Good pet food will provide a balanced diet that allows your cat to grow healthily.

Complete cat foods have all the nutrients a cat needs, while complementary foods are used only as part of a cat’s diet – usually served as treats.

Both types of food will be clearly labeled, so you know what you’re getting.

Within these categories, there are several types of foods available:

  • Wet foods: Food with high moisture content, usually stored in cans or pouches. The food is usually a meat with gravy or jelly.
  • Dry foods: Packed in bags or boxes, this food comes in the form of pellets, flakes or biscuits. Dry food contains meat that has been added fresh or dried.
  • Semi-moist: Similar to dry food but with a more chewy texture. These are often regarded as treats.
  • Frozen food: Some brands offer frozen raw products that can be either complete or complementary.

If your cat eats only dry food, then he or she will need regular access to drinking water to prevent dehydration.

Many owners choose to mix and match wet and dry foods, to help keep their cat hydrated.

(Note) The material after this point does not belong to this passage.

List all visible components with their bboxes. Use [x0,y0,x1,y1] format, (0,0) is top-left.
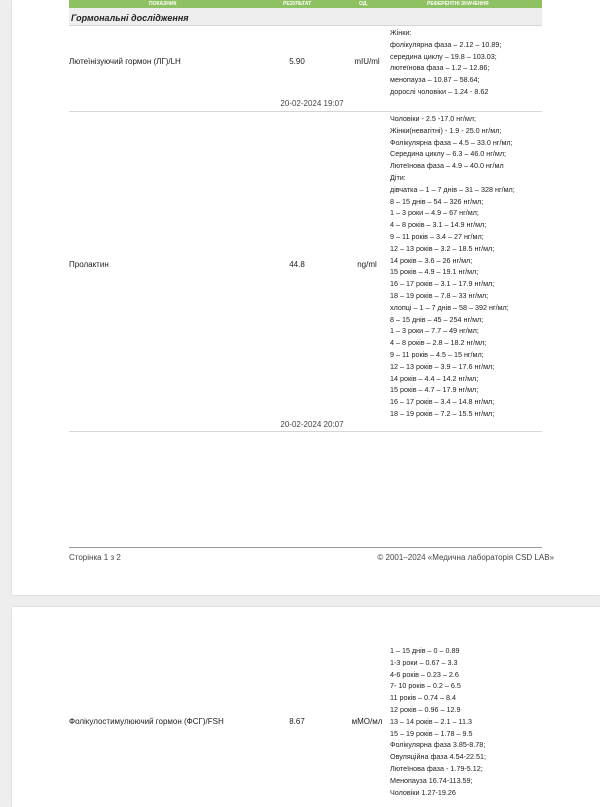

Whichever you chose, always follow the feeding guidelines on the packet, or instructions from your vet if your cat has special dietary requirements.

 

How to introduce a cat food change

Firstly, it is essential to make the switch gradually, over a few days so that you precious pet does not resist the change or, even worse, refuse to eat.

If you can, and time will allow it, start by adding 10 per cent of the new food and mix it with the one they are most used to.

The following day add another 10 per cent and continue to build this up until you have phased out their former.

Once you’ve done that, if they are not keen on the new diet, try warming the food in the microwave for 30 seconds to make it more homely.

Unless your cat won’t eat one type of food, it can be a good idea to get them to eat a variety of foods – including canned, dry and raw food – so they don’t become accustomed to just one type.

Canned food is made up of more than 50 per cent water, so it will provide plenty of fluids and can help to prevent urinary issues. Dry food is also good for your pet’s teeth, whilst cooked or raw pieces of beef can be good for their dental health too.

 

The three stages of change

As a kitten: The food they eat in this period is required for growth, meaning more protein and calories are needed to meet their daily needs.

Adulthood: This is a stage of life where you should think of food as being a maintenance tool, so ensure you don’t give you cat too much and risk making them obese.

Seniority stage: In their older years, cats can see medical issues crop up which mean dietary changes are essential. If your precious pet has joint pain or arthritis, their diet may need foods with more glucosamine and fatty acids like DHA and EPA.

 

Feeding tips

  • Adjust the amount you feed to keep your cat’s body in good shape – don’t overfeed or underfeed.
  • Avoid giving out too many treats or feeding cat human foods.
  • Cats cannot eat dog food, and vice-versa.
  • Clean, fresh water should always be available.
  • Keep water and food bowls clean. Wash and store them away from human kitchen supplies.
  • Replace plastic bowls intermittently.

Some foods are toxic to cats, and should not be fed to your pet. The best bet is to stick only to cat food.

Never give a cat chocolate, alcohol, coffee or tea, grapes, yeast, eggs or licorice.

Cats should not drink the milk humans enjoy, you can buy specialist milk for cats.

A Sphynx cat eats a cucumber

 

 

The rules

Cat food manufacturers are required by law to include a list of information on packaging.

All reputable brands comply with this, so if something’s missing, steer clear.

Labels should include:

  • Direction and description, including whether the food is complete or complementary, the species the food is for and feeding instructions.
  • Analysis of constituents, listing percentage of protein, fats, fibre, etc.
  • A list of additives such as preservatives, antioxidants or colouring.
  • Vitamins – if vitamins A, D or E are added, this must be declared.
  • Best before date and batch number.
  • Net weight.
  • Name and address of manufacturer.